Photo: Astrid Stawiarz/Getty Images for Sephora

Today marks the final day of Sephora’s annual Beauty Insider sale — the period of time just before the weather turns warm, when buying all of the things you want to put on your face is slightly less wildly irresponsible than usual. Per the terms of the sale, “Rouge” and “VIB” members earn 15 percent off storewide; “Insiders” get 10 percent. It’s a time to rejoice and be glad — for some.

But for others, for those who have logged into their Sephora account for the sale only to find they are no longer a VIB and now hold the status of a mere “Insider” — as if they are just some stranger coming in off of the street and not a dear friend of Sephora (!) — it’s a time to wonder: Once you’ve achieved VIB status, shouldn’t it last until death?

To achieve VIB status, one must spend $350 at Sephora in a calendar year. (To achieve Rouge status, one must spend $1000.) The perks you get on top of those you get with Insider status, which has no spending requirement and asks for the sacrifice of only one email address, are minimal: additional monthly gifts and one free makeover at a Sephora store.

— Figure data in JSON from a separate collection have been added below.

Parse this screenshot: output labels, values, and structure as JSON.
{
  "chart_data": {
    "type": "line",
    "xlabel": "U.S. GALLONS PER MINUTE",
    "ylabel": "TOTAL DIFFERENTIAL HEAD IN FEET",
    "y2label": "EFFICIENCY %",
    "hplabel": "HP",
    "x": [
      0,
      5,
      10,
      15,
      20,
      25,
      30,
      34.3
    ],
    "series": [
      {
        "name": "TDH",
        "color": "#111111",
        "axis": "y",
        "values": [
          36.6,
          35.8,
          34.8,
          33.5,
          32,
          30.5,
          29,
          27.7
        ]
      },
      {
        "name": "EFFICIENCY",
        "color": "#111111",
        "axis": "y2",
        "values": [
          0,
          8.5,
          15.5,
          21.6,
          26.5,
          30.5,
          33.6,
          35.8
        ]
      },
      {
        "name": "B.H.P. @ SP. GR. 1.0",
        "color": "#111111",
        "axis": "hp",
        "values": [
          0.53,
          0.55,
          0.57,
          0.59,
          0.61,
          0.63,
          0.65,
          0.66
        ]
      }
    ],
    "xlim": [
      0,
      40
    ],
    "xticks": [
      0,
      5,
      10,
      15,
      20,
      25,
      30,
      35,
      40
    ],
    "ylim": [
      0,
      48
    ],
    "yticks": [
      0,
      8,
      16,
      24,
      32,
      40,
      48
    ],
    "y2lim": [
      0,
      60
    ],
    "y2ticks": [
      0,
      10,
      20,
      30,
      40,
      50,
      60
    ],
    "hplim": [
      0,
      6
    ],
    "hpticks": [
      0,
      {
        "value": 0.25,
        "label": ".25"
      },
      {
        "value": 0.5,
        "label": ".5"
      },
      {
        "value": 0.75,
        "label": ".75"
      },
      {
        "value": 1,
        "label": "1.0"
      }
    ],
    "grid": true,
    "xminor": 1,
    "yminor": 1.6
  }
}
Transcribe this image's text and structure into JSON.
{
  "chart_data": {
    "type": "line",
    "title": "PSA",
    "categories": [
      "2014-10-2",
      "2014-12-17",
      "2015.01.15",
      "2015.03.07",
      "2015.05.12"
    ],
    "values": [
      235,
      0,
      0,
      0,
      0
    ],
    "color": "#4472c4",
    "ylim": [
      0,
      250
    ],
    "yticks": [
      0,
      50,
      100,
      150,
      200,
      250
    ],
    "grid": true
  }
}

What you gain when reaching the level of VIB is, mainly, a combination of status and shame. You, like your VIB friends, have spent a small fortune at Sephora. It’s nice to feel like you belong somewhere — like you’re part of a family (!) — plus you get that extra 5 percent off during the annual sale.

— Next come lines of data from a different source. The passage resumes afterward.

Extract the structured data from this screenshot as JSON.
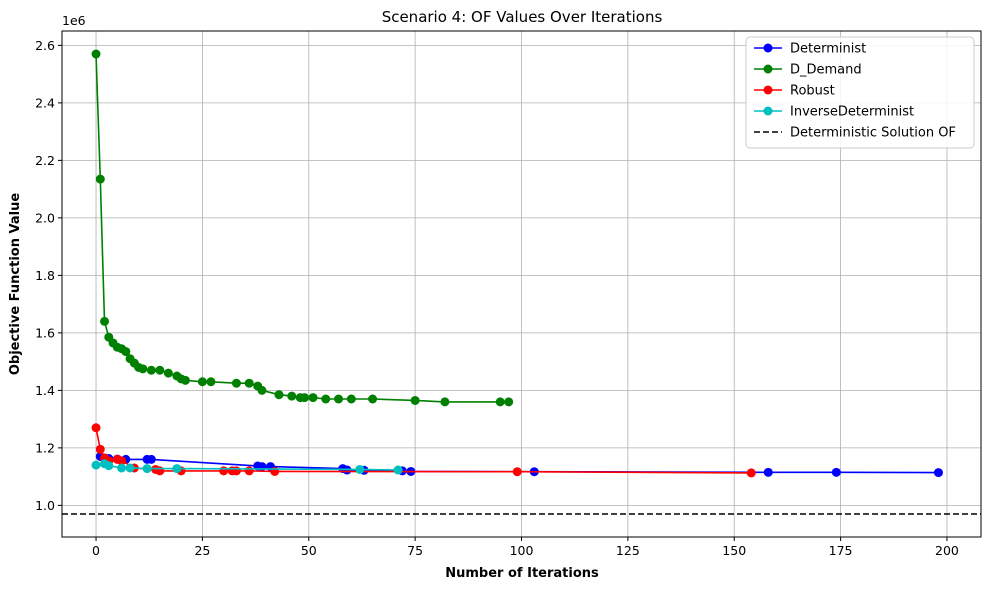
{
  "chart_data": {
    "type": "line",
    "title": "Scenario 4: OF Values Over Iterations",
    "xlabel": "Number of Iterations",
    "ylabel": "Objective Function Value",
    "y_offset_label": "1e6",
    "xlim": [
      -8,
      208
    ],
    "ylim": [
      0.89,
      2.65
    ],
    "x_ticks": [
      0,
      25,
      50,
      75,
      100,
      125,
      150,
      175,
      200
    ],
    "x_tick_labels": [
      "0",
      "25",
      "50",
      "75",
      "100",
      "125",
      "150",
      "175",
      "200"
    ],
    "y_ticks": [
      1.0,
      1.2,
      1.4,
      1.6,
      1.8,
      2.0,
      2.2,
      2.4,
      2.6
    ],
    "y_tick_labels": [
      "1.0",
      "1.2",
      "1.4",
      "1.6",
      "1.8",
      "2.0",
      "2.2",
      "2.4",
      "2.6"
    ],
    "grid": true,
    "legend_position": "top-right",
    "series": [
      {
        "name": "Determinist",
        "color": "#0000ff",
        "x": [
          1,
          2,
          3,
          5,
          7,
          12,
          13,
          38,
          39,
          41,
          58,
          59,
          63,
          72,
          74,
          103,
          158,
          174,
          198
        ],
        "y": [
          1.17,
          1.165,
          1.163,
          1.161,
          1.16,
          1.16,
          1.16,
          1.137,
          1.135,
          1.135,
          1.128,
          1.123,
          1.122,
          1.12,
          1.118,
          1.117,
          1.115,
          1.115,
          1.114
        ]
      },
      {
        "name": "D_Demand",
        "color": "#008000",
        "x": [
          0,
          1,
          2,
          3,
          4,
          5,
          6,
          7,
          8,
          9,
          10,
          11,
          13,
          15,
          17,
          19,
          20,
          21,
          25,
          27,
          33,
          36,
          38,
          39,
          43,
          46,
          48,
          49,
          51,
          54,
          57,
          60,
          65,
          75,
          82,
          95,
          97
        ],
        "y": [
          2.57,
          2.135,
          1.64,
          1.585,
          1.565,
          1.55,
          1.545,
          1.535,
          1.51,
          1.495,
          1.48,
          1.475,
          1.47,
          1.47,
          1.46,
          1.45,
          1.44,
          1.435,
          1.43,
          1.43,
          1.425,
          1.425,
          1.415,
          1.4,
          1.385,
          1.38,
          1.375,
          1.375,
          1.375,
          1.37,
          1.37,
          1.37,
          1.37,
          1.365,
          1.36,
          1.36,
          1.36
        ]
      },
      {
        "name": "Robust",
        "color": "#ff0000",
        "x": [
          0,
          1,
          2,
          3,
          5,
          6,
          9,
          14,
          15,
          20,
          30,
          32,
          33,
          36,
          42,
          99,
          154
        ],
        "y": [
          1.27,
          1.195,
          1.165,
          1.155,
          1.16,
          1.155,
          1.13,
          1.125,
          1.12,
          1.12,
          1.12,
          1.12,
          1.12,
          1.12,
          1.118,
          1.117,
          1.113
        ]
      },
      {
        "name": "InverseDeterminist",
        "color": "#00bfbf",
        "x": [
          0,
          2,
          3,
          6,
          8,
          12,
          19,
          62,
          71
        ],
        "y": [
          1.14,
          1.145,
          1.138,
          1.13,
          1.13,
          1.128,
          1.128,
          1.125,
          1.123
        ]
      }
    ],
    "reference_line": {
      "name": "Deterministic Solution OF",
      "y": 0.97,
      "color": "#000000",
      "style": "dashed"
    }
  }
}
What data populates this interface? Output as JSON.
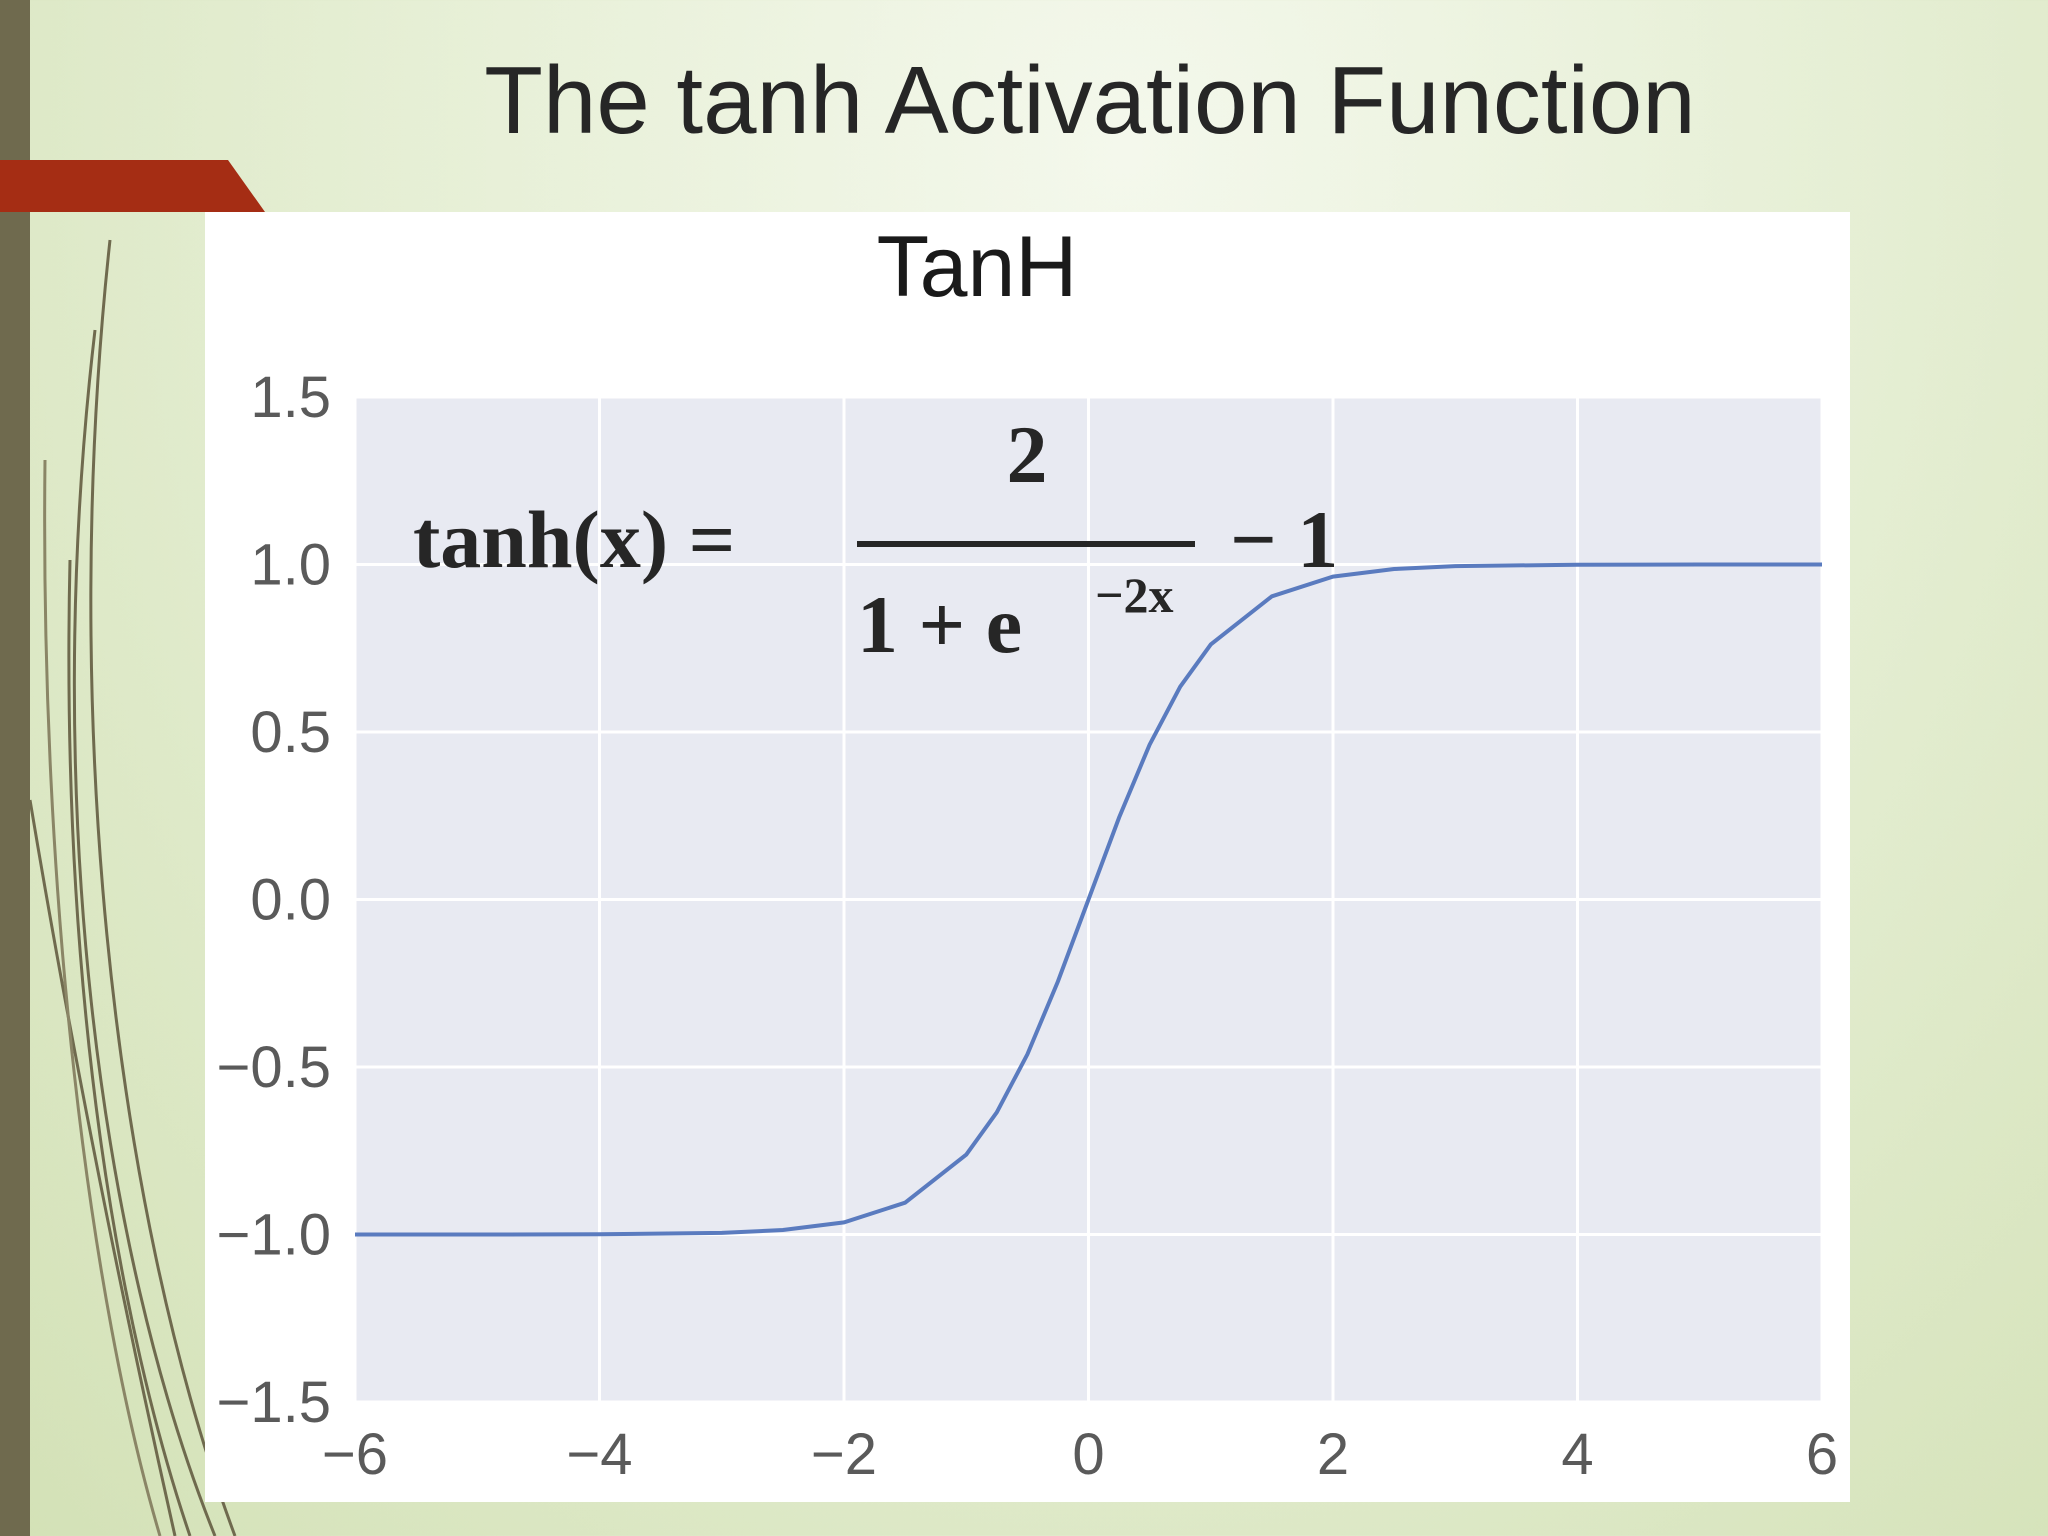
{
  "slide": {
    "title": "The tanh Activation Function"
  },
  "colors": {
    "accent_bar": "#a52d14",
    "left_bar": "#6f6a4e",
    "plot_background": "#e8eaf2",
    "curve": "#5a7bbf",
    "grid": "#ffffff"
  },
  "chart_data": {
    "type": "line",
    "title": "TanH",
    "xlabel": "",
    "ylabel": "",
    "xlim": [
      -6,
      6
    ],
    "ylim": [
      -1.5,
      1.5
    ],
    "grid": true,
    "x_ticks": [
      -6,
      -4,
      -2,
      0,
      2,
      4,
      6
    ],
    "x_tick_labels": [
      "−6",
      "−4",
      "−2",
      "0",
      "2",
      "4",
      "6"
    ],
    "y_ticks": [
      -1.5,
      -1.0,
      -0.5,
      0.0,
      0.5,
      1.0,
      1.5
    ],
    "y_tick_labels": [
      "−1.5",
      "−1.0",
      "−0.5",
      "0.0",
      "0.5",
      "1.0",
      "1.5"
    ],
    "series": [
      {
        "function": "tanh(x)",
        "x": [
          -6,
          -5,
          -4,
          -3,
          -2.5,
          -2,
          -1.5,
          -1,
          -0.75,
          -0.5,
          -0.25,
          0,
          0.25,
          0.5,
          0.75,
          1,
          1.5,
          2,
          2.5,
          3,
          4,
          5,
          6
        ],
        "y": [
          -1.0,
          -0.9999,
          -0.9993,
          -0.9951,
          -0.9866,
          -0.964,
          -0.9051,
          -0.7616,
          -0.6351,
          -0.4621,
          -0.2449,
          0.0,
          0.2449,
          0.4621,
          0.6351,
          0.7616,
          0.9051,
          0.964,
          0.9866,
          0.9951,
          0.9993,
          0.9999,
          1.0
        ]
      }
    ],
    "annotation": {
      "lhs": "tanh(x) =",
      "numerator": "2",
      "denominator_base": "1 + e",
      "exponent": "−2x",
      "tail": "− 1"
    }
  }
}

As of now, one must spend $350 each year to maintain their VIB status. Okay. In theory, I understand this rule. Sephora wants you to spend at least $350 at Sephora every year because Sephora is a store and it needs you to give it money. Fine. In practice, however, taking away one’s VIB status after one worked so hard to achieve it — spending at least $350 at Sephora in a calendar year (!) — leaves a customer feeling abandoned. Jettisoned, trashed, thrown out like some shitty old blush that you never even liked but still wore a few times because you spent $30 on it. It’s very rude, and I believe it should change.

Once a Sephora customer reaches VIB level, that Sephora customer should maintain VIB level until death. It’s a simple plea, and a reasonable one. It should be treated like earning a degree. I would not go as far as to say VIB status should pass on to your next of kin (NOK), of course; I’m not a madman. If your NOK has learned anything from your life, I would hope that it is the value of spending at least $350 at Sephora during one calendar year so that they might enjoy their own VIB status until their own deaths. I’m simply asking for a common-sense update to an unreasonable rule.

Transitory VIB membership: a thing of the past? We can only hope.

The uninitiated may wonder what “VIB” stands for. Well, it’s controversial. (To me.) Sephora will tell you “VIB” stands for “Very Important Beauty Insider,” but one with even a child’s level of insight into letters could tell you that if Sephora wanted the title of their member level to stand for “Very Important Beauty Insider” they would have called it “VIBI.” I don’t know what “VIB” stands for — Very Important Birth? Very Important Beyoncé? Very Important Bitch?! — but it’s not Very Important Beauty Insider.